I happened to visit Sanchi unexpectedly. While travelling to Bhopal which is a capital of Madhya Pradesh, a state in Central India,on 5th of June, I had a spare day in hand and since I had nothing better to do, I decided to pay Sanchi a visit. Sanchi is roughly 43 km from the city of Bhopal and is well-connected by frequent buses and trains. An hour’s journey and you reach Sanchi.
Sanchi has the oldest and most well preserves stupas in India. Not only stupas but there are temples, pillars and other monuments which record the origin, rise and the fall of Buddhist art and architecture in India from the period of third century BC to twelfth century AD, spanning the period of thirteen hundred years.
Sanchi is supposedly the birth place of Buddhism in India. The first stupa at Sanchi was built by the Maurya emperor Ashoka during his reign in 3rd Century BC. It was a simple structure at first, later in First century BC four ornamental torans (gateways) were added to it.
Over the period of time, many more structures were added. Today at Sanchi, we can see 27 monuments which include stupas, temples, pillars, begging bowl, monasteries, shrines, etc.
Sanchi is nested on a hill top of Raisen district of Madhya Pradesh. Being protected by the Archaeological Survey of India, wildlife flourishes here. I saw a variety of insects, birds, amphibians, reptiles and mammals during my visit to Sanchi. In birds, most notable sighting was of Crested bunting male and female feeding on the lawn in front of the Stupa 1, Brown rock chats on the stone structures, woodpeckers pecking on the grounds, sunbirds, tailor birds, Brahminy myna, Black drongo and Indian and Oriental Magpie robins. Common garden lizards were strutting in the lawns, on trees and on sheltered rocks. Butterflies like lemon pansy, blue pansy, yellows, blues, tailed jays were fluttering around and were a delight to watch. But my most cherished sighting was so unexpected that I almost squealed in delight enough to startle the animal.

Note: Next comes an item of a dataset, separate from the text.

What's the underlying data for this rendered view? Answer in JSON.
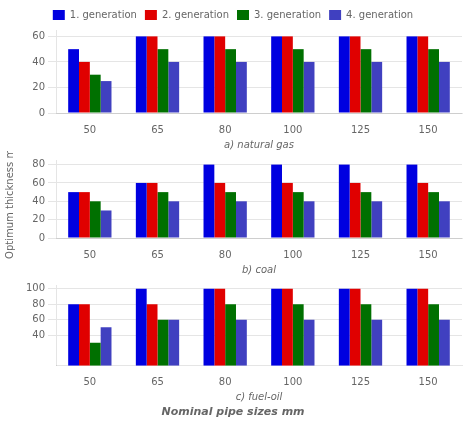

While walking from the stupa 1 to Stupa 2, one has to climb down to a lower altitude. The stairs are made of stones surrounded by huge rocks and shrubbery. At the stupa 2, there is an artificial pond from where the pipelines carry the water to stupa 1. One of the pipelines was leaking a little and water was dripping out where many birds had come to drink water which had accumulated on the ground. I, being severely dehydrated from the hot summer of central India and temperatures flaring to 43 degrees and giving the feel of 47 degrees, went to this water and gave myself a good splash on face. Here is when I saw a movement and saw something like a mongoose hiding and watching me, equally surprised at my presence. I almost passed it thinking it was a common mongoose, but had to almost jump in excitement after putting back my spectacles on seeing that it was a ruddy mongoose! I had read a lot about ruddy mongoose and seen it in pictures and always wanted to see one myself, but this encounter took me by a complete surprise. I saw the mongoose a lot of times during my climb down to the stupa 2, but unfortunately, I wasn’t carrying my camera with me and mobile camera’s zoom wasn’t enough for the mongoose. But the sight of that beautiful mongoose with its tail tip pointing to sky as if an antenna will remain etched in my memory forever.
After climbing down to stupa 2, I dipped my feet in the pond, sat there observing many damselflies, dragonflies and skittering frogs that inhabited the pond and the lush green vegetation around it provided the much need cool air. That was the last monument to be seen at the place and after having a nice hot and strong coffee, I said good bye to Sanchi.
Buddhism speaks a lot about non-violence, conserving environment and wildlife and about not harming the animals. The unplanned visit brought much-needed peace to my mind and the sightings of wildlife made one of the best ‘World Environment Day’s I had!